Using a nanolithography method, which originates from computer chip manufacturing technology, the researchers created a chip with tiny drawings of dots made of various metals 10 nanometers in size. Molecules of ligands that bind the receptors, both attack receptors and inhibition receptors, were chemically attached to the points. The tiny size of the dots allows only one molecule to attach to each dot. The chip was designed so that the molecules are arranged in different arrays (molecules adjacent or distant in a controlled manner).

The research team in the laboratory

In more detail: the researchers placed on the surface of the chip lymphocytes from a living person of the type "natural killer cells" that are responsible for the operation of the immune system. In this way, they were able to demonstrate that indeed the natural lymphocytes "thought" that they had met a cancer cell and secreted toxic substances in order to attack the target cells. The researchers also discovered that the response of the cells was and is dramatically different from array to array and depends on the distance between the receptors. As the receptors got further and further apart, on the chip, the secretion of the toxic substance was inhibited. This result was a real surprise since it is contrary to the belief prevalent in the scientific community, according to which the inhibition activity in the cell requires physical proximity between the two receptors. The researchers explained this result by the fact that the cell envelope, the membrane, has limited flexibility. Thus, when the receptors are adjacent, they cannot connect with each other.

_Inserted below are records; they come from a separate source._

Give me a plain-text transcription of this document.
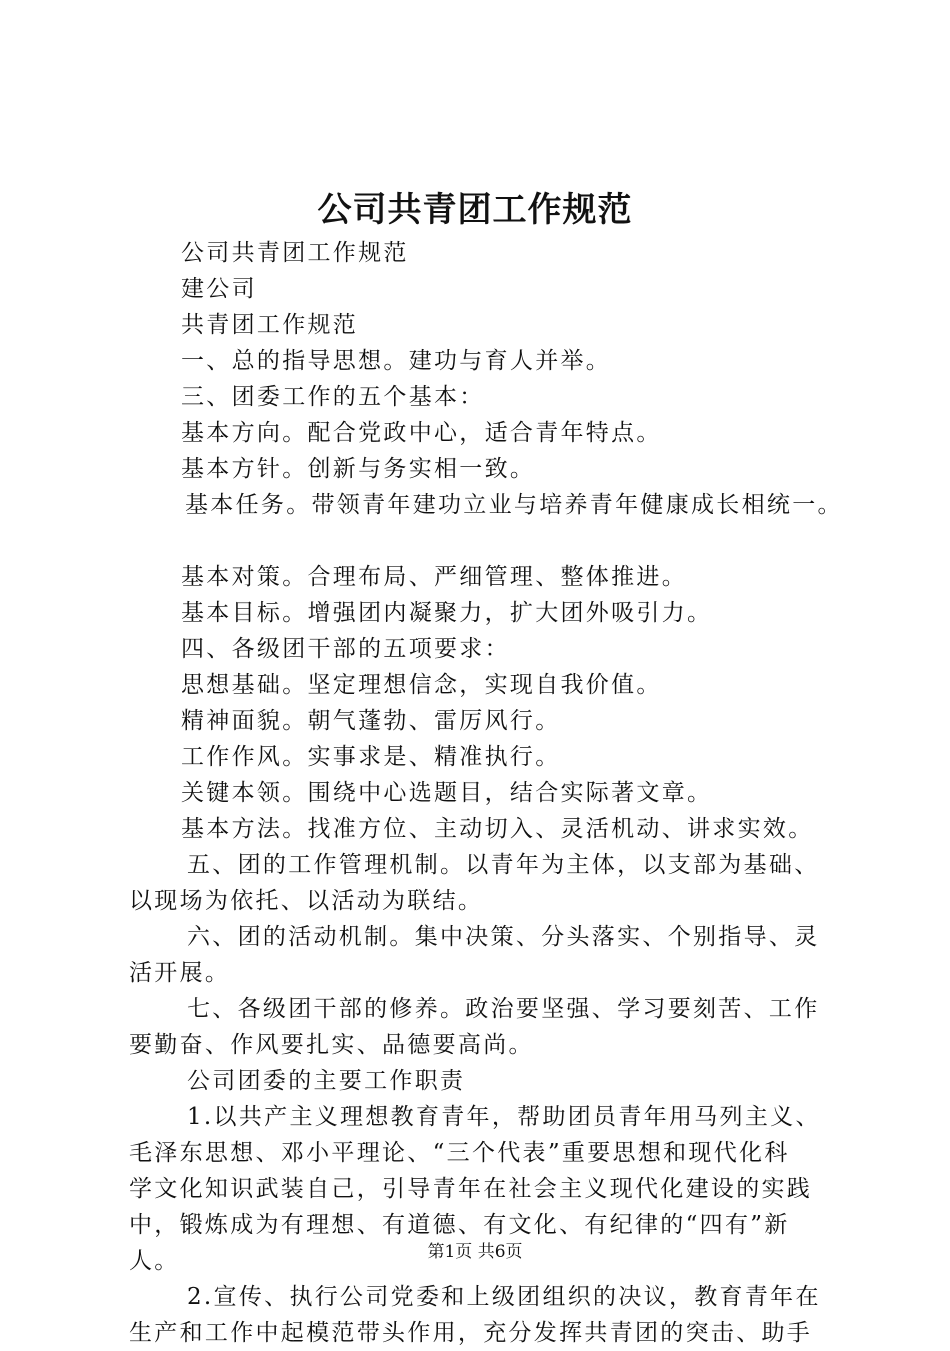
公司共青团工作规范

公司共青团工作规范

建公司

共青团工作规范

一、总的指导思想。建功与育人并举。

三、团委工作的五个基本：

基本方向。配合党政中心，适合青年特点。

基本方针。创新与务实相一致。

基本任务。带领青年建功立业与培养青年健康成长相统一。

基本对策。合理布局、严细管理、整体推进。

基本目标。增强团内凝聚力，扩大团外吸引力。

四、各级团干部的五项要求：

思想基础。坚定理想信念，实现自我价值。

精神面貌。朝气蓬勃、雷厉风行。

工作作风。实事求是、精准执行。

关键本领。围绕中心选题目，结合实际著文章。

基本方法。找准方位、主动切入、灵活机动、讲求实效。

五、团的工作管理机制。以青年为主体，以支部为基础、

以现场为依托、以活动为联结。

六、团的活动机制。集中决策、分头落实、个别指导、灵

活开展。

七、各级团干部的修养。政治要坚强、学习要刻苦、工作

要勤奋、作风要扎实、品德要高尚。

公司团委的主要工作职责

1.以共产主义理想教育青年，帮助团员青年用马列主义、

毛泽东思想、邓小平理论、“三个代表”重要思想和现代化科

学文化知识武装自己，引导青年在社会主义现代化建设的实践

中，锻炼成为有理想、有道德、有文化、有纪律的“四有”新

人。

2.宣传、执行公司党委和上级团组织的决议，教育青年在

生产和工作中起模范带头作用，充分发挥共青团的突击、助手

第1页 共6页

The researchers say that this research has two innovative and important aspects - nanotechnological and biological. "Nanotechnological tools make it possible to create, see and control objects on the order of 10 nanometers or even less," says Prof. Schwartzman. "This is the order of magnitude of a molecule in the body. Using these tools, we achieved in the research - which won a research grant from the National Science Foundation, an unprecedented control over the arrangement of a molecule as a single cell and we even managed for the first time to 'turn off' or 'turn on' important processes occurring in the cell."

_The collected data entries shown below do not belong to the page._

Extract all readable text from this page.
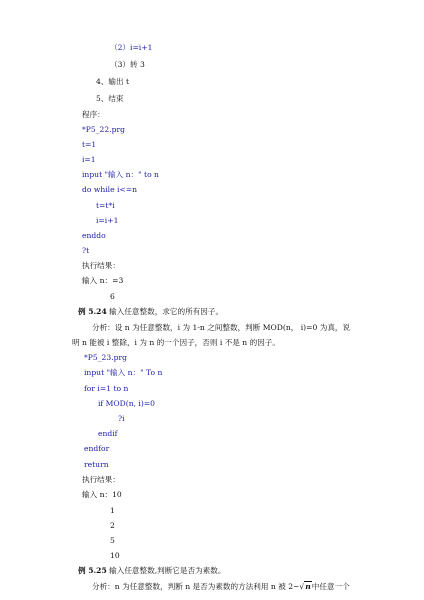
（2）i=i+1
（3）转 3
4、输出 t
5、结束
程序：
*P5_22.prg
t=1
i=1
input "输入 n：" to n
do while i<=n
t=t*i
i=i+1
enddo
?t
执行结果：
输入 n：=3
6
例 5.24 输入任意整数，求它的所有因子。
分析：设 n 为任意整数，i 为 1-n 之间整数，判断 MOD(n， i)=0 为真，说
明 n 能被 i 整除，i 为 n 的一个因子，否则 i 不是 n 的因子。
*P5_23.prg
input "输入 n：" To n
for i=1 to n
if MOD(n, i)=0
?i
endif
endfor
return
执行结果：
输入 n：10
1
2
5
10
例 5.25 输入任意整数,判断它是否为素数。
分析：n 为任意整数，判断 n 是否为素数的方法利用 n 被 2~√n中任意一个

Research is also important in the field of biology and medicine. "We were able to understand how the size and physical arrangement of the receptors in the cell affects the way they 'talk to each other'." Explains the research partner, Prof. Angel Forgador, dean of the Faculty of Health Sciences at Ben-Gurion University of the Negev. "This understanding is therefore of far-reaching importance in the development of immunotherapy methods against cancer. Today, it is possible to direct the activity of the cells of the immune system, through the genetic engineering of receptors, so that they fight cancer cells more effectively. This innovative method is currently at the forefront of cancer treatment and has already been proven to be effective against certain types of blood cancer, but in order to be able to use it against other types of cancer, further development is still necessary."

The research was carried out by researchers in the laboratories of Prof. Mark Schwartzman and Prof. Angel Forgador, led by doctoral student Estee Toledo and post-doctoral researcher Dr. Guillaume Le Soux, as well as research groups from Germany and France. Photographs: Danny Machlis, Ben-Gurion University of the Negev.